In the world of clean technology, we often see new renewable energy ideas that could provide large amounts of power, but we also see lots of ideas for generating smaller amounts of energy for say charging devices or powering lighting. This latest idea from a Wake Forest University sophomore, is one of the latter. Yinger ‘Eagle’ Jin has been testing a wave energy harnessing technology he built in the school’s pool to see how much energy swimmers could generate during the day.
The university says, “Jin constructed an oscillating water column, one of the most productive wave energy converters available, to test the amount of electricity that could feasibly be produced by the pool’s waves. It uses a large volume of moving water (in the case of Wake Forest’s Reynolds Gym pool, the waves generated by daily swimmers) as a piston in a cylinder. Air is forced out of the column as a wave rises and fresh air is drawn in as the wave falls. This movement of air turns a turbine at the top of the column, which ultimately converts the wave energy to electricity.”
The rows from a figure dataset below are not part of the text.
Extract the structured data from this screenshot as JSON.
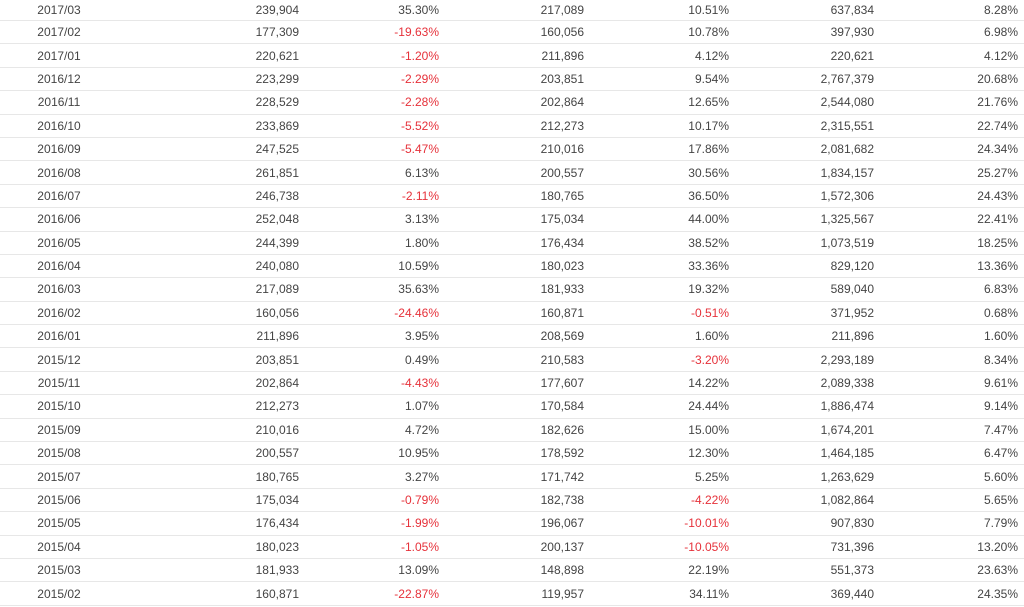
{
  "colors": {
    "text": "#444444",
    "negative": "#e6313a",
    "row_border": "#e7e7e7"
  },
  "rows": [
    [
      "2017/03",
      "239,904",
      "35.30%",
      "217,089",
      "10.51%",
      "637,834",
      "8.28%"
    ],
    [
      "2017/02",
      "177,309",
      "-19.63%",
      "160,056",
      "10.78%",
      "397,930",
      "6.98%"
    ],
    [
      "2017/01",
      "220,621",
      "-1.20%",
      "211,896",
      "4.12%",
      "220,621",
      "4.12%"
    ],
    [
      "2016/12",
      "223,299",
      "-2.29%",
      "203,851",
      "9.54%",
      "2,767,379",
      "20.68%"
    ],
    [
      "2016/11",
      "228,529",
      "-2.28%",
      "202,864",
      "12.65%",
      "2,544,080",
      "21.76%"
    ],
    [
      "2016/10",
      "233,869",
      "-5.52%",
      "212,273",
      "10.17%",
      "2,315,551",
      "22.74%"
    ],
    [
      "2016/09",
      "247,525",
      "-5.47%",
      "210,016",
      "17.86%",
      "2,081,682",
      "24.34%"
    ],
    [
      "2016/08",
      "261,851",
      "6.13%",
      "200,557",
      "30.56%",
      "1,834,157",
      "25.27%"
    ],
    [
      "2016/07",
      "246,738",
      "-2.11%",
      "180,765",
      "36.50%",
      "1,572,306",
      "24.43%"
    ],
    [
      "2016/06",
      "252,048",
      "3.13%",
      "175,034",
      "44.00%",
      "1,325,567",
      "22.41%"
    ],
    [
      "2016/05",
      "244,399",
      "1.80%",
      "176,434",
      "38.52%",
      "1,073,519",
      "18.25%"
    ],
    [
      "2016/04",
      "240,080",
      "10.59%",
      "180,023",
      "33.36%",
      "829,120",
      "13.36%"
    ],
    [
      "2016/03",
      "217,089",
      "35.63%",
      "181,933",
      "19.32%",
      "589,040",
      "6.83%"
    ],
    [
      "2016/02",
      "160,056",
      "-24.46%",
      "160,871",
      "-0.51%",
      "371,952",
      "0.68%"
    ],
    [
      "2016/01",
      "211,896",
      "3.95%",
      "208,569",
      "1.60%",
      "211,896",
      "1.60%"
    ],
    [
      "2015/12",
      "203,851",
      "0.49%",
      "210,583",
      "-3.20%",
      "2,293,189",
      "8.34%"
    ],
    [
      "2015/11",
      "202,864",
      "-4.43%",
      "177,607",
      "14.22%",
      "2,089,338",
      "9.61%"
    ],
    [
      "2015/10",
      "212,273",
      "1.07%",
      "170,584",
      "24.44%",
      "1,886,474",
      "9.14%"
    ],
    [
      "2015/09",
      "210,016",
      "4.72%",
      "182,626",
      "15.00%",
      "1,674,201",
      "7.47%"
    ],
    [
      "2015/08",
      "200,557",
      "10.95%",
      "178,592",
      "12.30%",
      "1,464,185",
      "6.47%"
    ],
    [
      "2015/07",
      "180,765",
      "3.27%",
      "171,742",
      "5.25%",
      "1,263,629",
      "5.60%"
    ],
    [
      "2015/06",
      "175,034",
      "-0.79%",
      "182,738",
      "-4.22%",
      "1,082,864",
      "5.65%"
    ],
    [
      "2015/05",
      "176,434",
      "-1.99%",
      "196,067",
      "-10.01%",
      "907,830",
      "7.79%"
    ],
    [
      "2015/04",
      "180,023",
      "-1.05%",
      "200,137",
      "-10.05%",
      "731,396",
      "13.20%"
    ],
    [
      "2015/03",
      "181,933",
      "13.09%",
      "148,898",
      "22.19%",
      "551,373",
      "23.63%"
    ],
    [
      "2015/02",
      "160,871",
      "-22.87%",
      "119,957",
      "34.11%",
      "369,440",
      "24.35%"
    ]
  ]
}
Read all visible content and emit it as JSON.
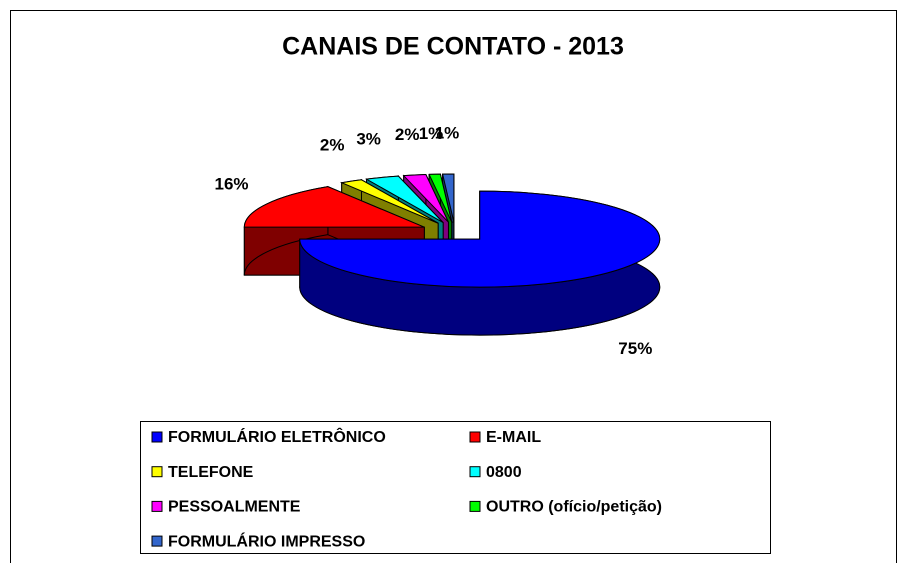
{
  "chart_data": {
    "type": "pie",
    "title": "CANAIS DE CONTATO - 2013",
    "categories": [
      "FORMULÁRIO ELETRÔNICO",
      "E-MAIL",
      "TELEFONE",
      "0800",
      "PESSOALMENTE",
      "OUTRO (ofício/petição)",
      "FORMULÁRIO IMPRESSO"
    ],
    "values": [
      75,
      16,
      2,
      3,
      2,
      1,
      1
    ],
    "value_labels": [
      "75%",
      "16%",
      "2%",
      "3%",
      "2%",
      "1%",
      "1%"
    ],
    "colors": [
      "#0000ff",
      "#ff0000",
      "#ffff00",
      "#00ffff",
      "#ff00ff",
      "#00ff00",
      "#3366cc"
    ],
    "legend": "bottom"
  }
}
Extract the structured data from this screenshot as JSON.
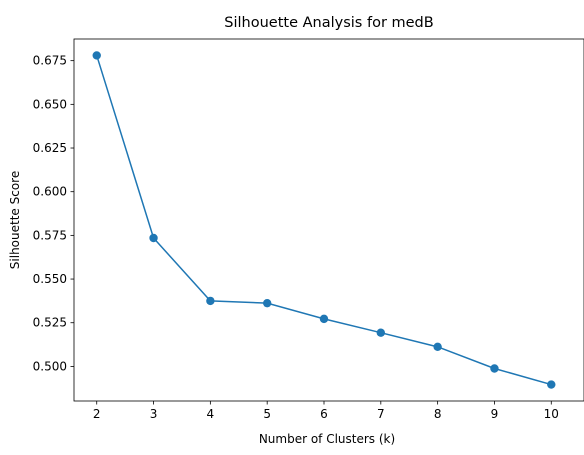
{
  "chart_data": {
    "type": "line",
    "title": "Silhouette Analysis for medB",
    "xlabel": "Number of Clusters (k)",
    "ylabel": "Silhouette Score",
    "x": [
      2,
      3,
      4,
      5,
      6,
      7,
      8,
      9,
      10
    ],
    "series": [
      {
        "values": [
          0.678,
          0.5735,
          0.5375,
          0.5362,
          0.5272,
          0.5193,
          0.5112,
          0.4988,
          0.4896
        ],
        "color": "#1f77b4",
        "marker": "circle"
      }
    ],
    "xlim": [
      1.6,
      10.4
    ],
    "ylim": [
      0.4802,
      0.6874
    ],
    "xticks": [
      "2",
      "3",
      "4",
      "5",
      "6",
      "7",
      "8",
      "9",
      "10"
    ],
    "yticks": [
      "0.500",
      "0.525",
      "0.550",
      "0.575",
      "0.600",
      "0.625",
      "0.650",
      "0.675"
    ],
    "grid": false,
    "legend": "none"
  }
}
“We are talking a very small scale, but recreational swimmers produce a decent amount of waves,” Jin said. “The concept is similar to the idea that at a regular gym you have exercise bikes that are powered by someone spinning the pedals.”
Jin found that an average of 10 people swim per hour for the 10 hours a day that the pool is open. He calculated that if each person swims butterfly stroke, the swimmers would generate enough waves to produce 10 kilowatt-hours of electricity a day, or enough to power 10 100-watt bulbs for a day.
Jin’s project has a greater purpose beyond just generating electricity from swimmers’ waves. The mathematical model Jin and his mathematics professor Sarah Mason developed to measure the energy output from the waves can also be applied in bigger water sources than the pool.
“There is certainly room for continuation in Eagle’s project; in particular one publishable goal is to calculate how much energy could be produced through wave energy off the coast of North Carolina,” Mason said. “We have computed rough estimates but would need to factor in more details and be more precise if we wanted to get an accurate prediction.”